The U.S. Securities and Exchange Commission charged former Wells Fargo & Co. (WFC) Chief Executive Officer John Stumpf and former head of Wells Fargo's Community Bank Carrie Tolstedt for their roles in allegedly misleading investors about the success of the Community Bank.

Stumpf, who stepped down from his top post in 2016, settled the charges without admitting or denying them. He agreed to pay a civil penalty of $2.5 million. The agency will combine the money with $500 million paid by Wells Fargo in a previous settlement and distribute the sum to harmed investors, the SEC said in a statement.

In addition, the SEC filed a litigated action in the U.S. District Court for the Northern District of California alleging that Tolstedt committed fraud. The agency's complaint charged her with violating the anti-fraud provisions of the federal securities laws. It seeks a permanent injunction, civil penalties, disgorgement with prejudgment interest, and an officer-and-director bar.
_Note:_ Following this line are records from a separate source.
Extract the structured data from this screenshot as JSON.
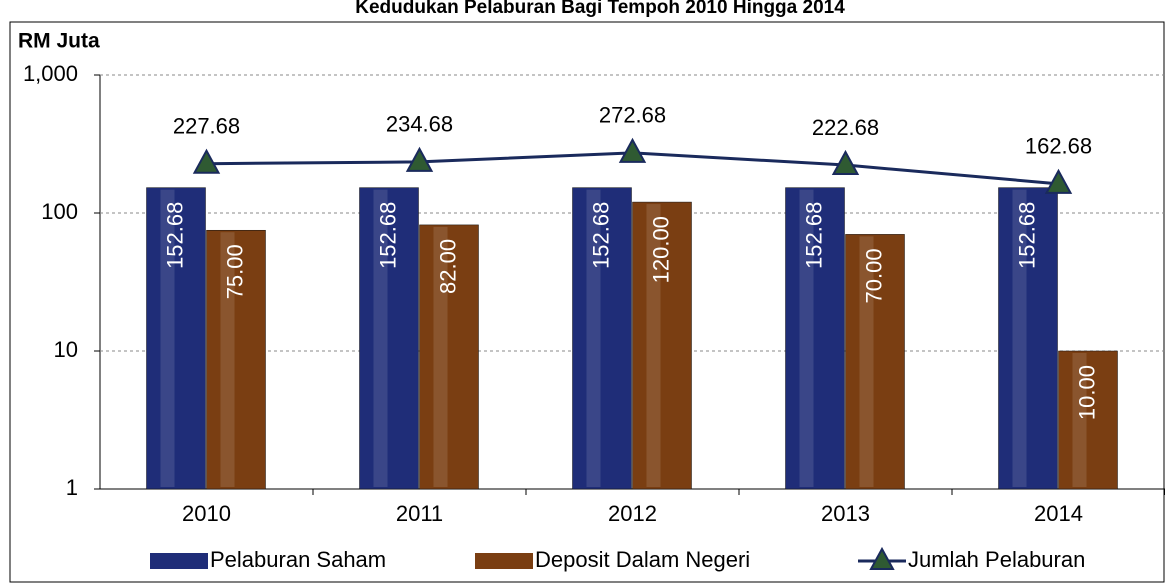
{
  "chart_data": {
    "type": "bar",
    "title": "Kedudukan Pelaburan Bagi Tempoh 2010 Hingga 2014",
    "y_axis_label": "RM Juta",
    "categories": [
      "2010",
      "2011",
      "2012",
      "2013",
      "2014"
    ],
    "series": [
      {
        "name": "Pelaburan Saham",
        "color": "#1f2d78",
        "type": "bar",
        "values": [
          152.68,
          152.68,
          152.68,
          152.68,
          152.68
        ]
      },
      {
        "name": "Deposit Dalam Negeri",
        "color": "#7a3e12",
        "type": "bar",
        "values": [
          75,
          82,
          120,
          70,
          10
        ],
        "value_labels": [
          "75.00",
          "82.00",
          "120.00",
          "70.00",
          "10.00"
        ]
      },
      {
        "name": "Jumlah Pelaburan",
        "color": "#1a2a5c",
        "marker_color": "#2f5a32",
        "type": "line",
        "values": [
          227.68,
          234.68,
          272.68,
          222.68,
          162.68
        ]
      }
    ],
    "log_scale": true,
    "ylim": [
      1,
      1000
    ],
    "yticks": [
      1,
      10,
      100,
      {
        "value": 1000,
        "label": "1,000"
      }
    ],
    "grid": true,
    "legend": "bottom"
  }
}
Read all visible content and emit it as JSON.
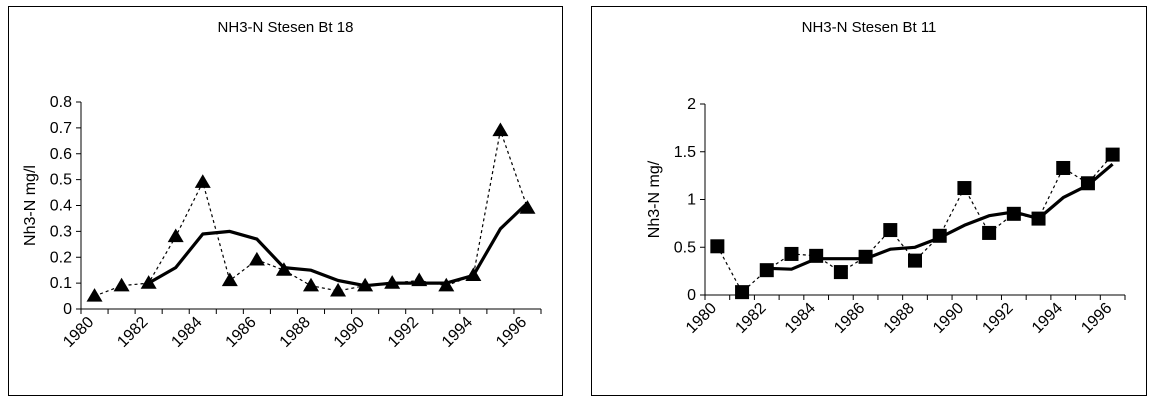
{
  "chart_data": [
    {
      "type": "line",
      "title": "NH3-N Stesen Bt 18",
      "xlabel": "",
      "ylabel": "Nh3-N mg/l",
      "ylim": [
        0,
        0.8
      ],
      "y_ticks": [
        "0",
        "0.1",
        "0.2",
        "0.3",
        "0.4",
        "0.5",
        "0.6",
        "0.7",
        "0.8"
      ],
      "x_tick_labels": [
        "1980",
        "1982",
        "1984",
        "1986",
        "1988",
        "1990",
        "1992",
        "1994",
        "1996"
      ],
      "x_range": [
        1980,
        1997
      ],
      "grid": false,
      "legend": "none",
      "marker": "triangle",
      "series": [
        {
          "style": "dotted-with-markers",
          "x": [
            1980.5,
            1981.5,
            1982.5,
            1983.5,
            1984.5,
            1985.5,
            1986.5,
            1987.5,
            1988.5,
            1989.5,
            1990.5,
            1991.5,
            1992.5,
            1993.5,
            1994.5,
            1995.5,
            1996.5
          ],
          "values": [
            0.05,
            0.09,
            0.1,
            0.28,
            0.49,
            0.11,
            0.19,
            0.15,
            0.09,
            0.07,
            0.09,
            0.1,
            0.11,
            0.09,
            0.13,
            0.69,
            0.39
          ]
        },
        {
          "style": "solid-trend",
          "x": [
            1982.5,
            1983.5,
            1984.5,
            1985.5,
            1986.5,
            1987.5,
            1988.5,
            1989.5,
            1990.5,
            1991.5,
            1992.5,
            1993.5,
            1994.5,
            1995.5,
            1996.5
          ],
          "values": [
            0.1,
            0.16,
            0.29,
            0.3,
            0.27,
            0.16,
            0.15,
            0.11,
            0.09,
            0.1,
            0.1,
            0.1,
            0.13,
            0.31,
            0.41
          ]
        }
      ]
    },
    {
      "type": "line",
      "title": "NH3-N Stesen Bt 11",
      "xlabel": "",
      "ylabel": "Nh3-N mg/",
      "ylim": [
        0,
        2
      ],
      "y_ticks": [
        "0",
        "0.5",
        "1",
        "1.5",
        "2"
      ],
      "x_tick_labels": [
        "1980",
        "1982",
        "1984",
        "1986",
        "1988",
        "1990",
        "1992",
        "1994",
        "1996"
      ],
      "x_range": [
        1980,
        1997
      ],
      "grid": false,
      "legend": "none",
      "marker": "square",
      "series": [
        {
          "style": "dotted-with-markers",
          "x": [
            1980.5,
            1981.5,
            1982.5,
            1983.5,
            1984.5,
            1985.5,
            1986.5,
            1987.5,
            1988.5,
            1989.5,
            1990.5,
            1991.5,
            1992.5,
            1993.5,
            1994.5,
            1995.5,
            1996.5
          ],
          "values": [
            0.51,
            0.03,
            0.26,
            0.43,
            0.41,
            0.24,
            0.4,
            0.68,
            0.36,
            0.62,
            1.12,
            0.65,
            0.85,
            0.8,
            1.33,
            1.17,
            1.47
          ]
        },
        {
          "style": "solid-trend",
          "x": [
            1982.5,
            1983.5,
            1984.5,
            1985.5,
            1986.5,
            1987.5,
            1988.5,
            1989.5,
            1990.5,
            1991.5,
            1992.5,
            1993.5,
            1994.5,
            1995.5,
            1996.5
          ],
          "values": [
            0.28,
            0.27,
            0.38,
            0.38,
            0.38,
            0.48,
            0.5,
            0.6,
            0.73,
            0.83,
            0.87,
            0.8,
            1.02,
            1.15,
            1.37
          ]
        }
      ]
    }
  ]
}
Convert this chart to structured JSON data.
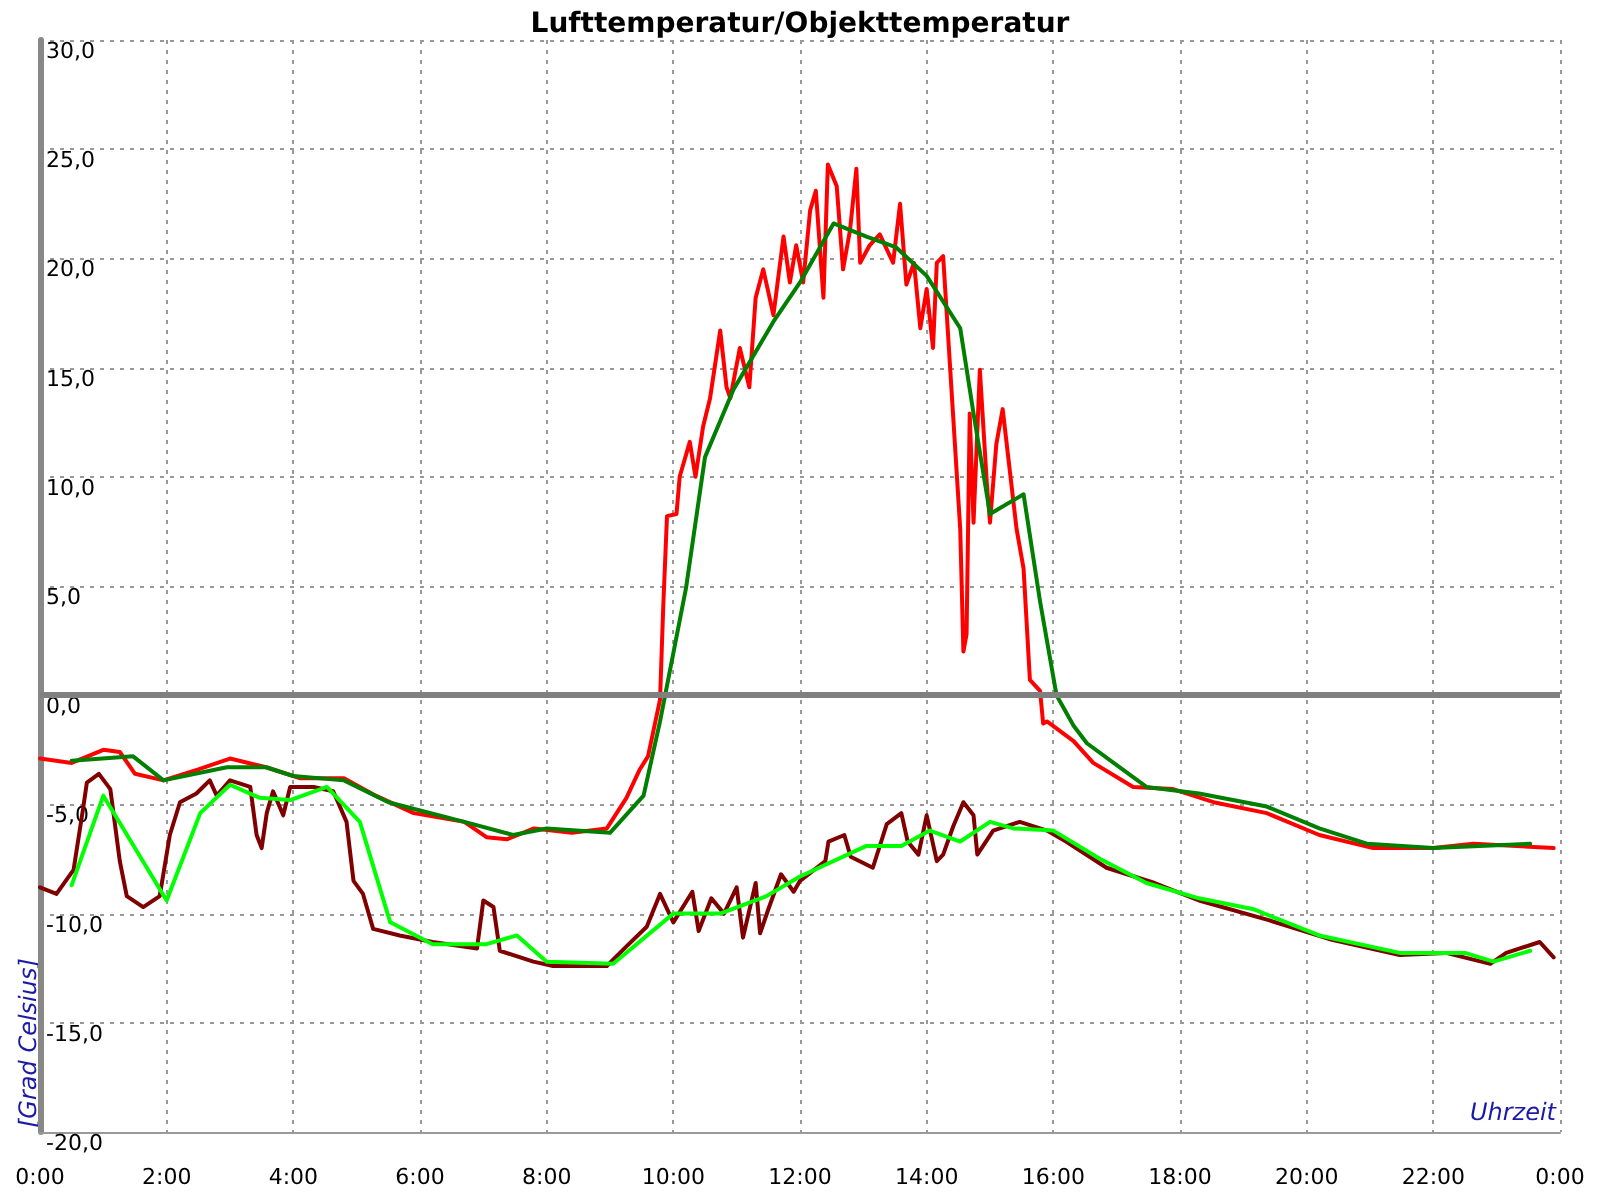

The SEC previously filed settled charges against Wells Fargo for engaging in the misconduct.

The SEC's order against Stumpf found that in 2015 and 2016 he signed and certified statements filed with the Commission, which he should have known were misleading, regarding both Wells Fargo's Community Bank cross-sell strategy and its reported metric.

According to the order, Stumpf failed to assure the accuracy of his certifications after being put on notice that Wells Fargo was misleading the public about the cross-sell metric.

As per the SEC's complaint against Tolstedt, from mid-2014 through mid-2016, Tolstedt publicly described and endorsed Wells Fargo's "cross-sell metric" as a means of measuring Wells Fargo's financial success despite the fact that this metric was inflated by accounts and services that were unused, unneeded, or unauthorized.

The complaint also alleged that Tolstedt signed misleading sub-certifications as to the accuracy of Wells Fargo's public disclosures when she knew or was reckless in not knowing that statements in those disclosures regarding Wells Fargo's cross-sell metric were materially false and misleading.

In February, the U.S. Attorney's Office said that Wells Fargo agreed to pay $3 billion to settle criminal and civil probes into fraudulent sales practices involving the opening of millions of accounts without customer authorization. Wells Fargo's $3 billion payment includes a $500 million civil penalty to be distributed by the SEC to investors.

Wells Fargo has admitted that between 2002 and 2016 it pressured employees to meet unrealistic sales goals that led thousands of employees to provide millions of accounts or products to customers under false pretenses or without consent, often by creating false records or misusing customers' identities," the department said in a statement.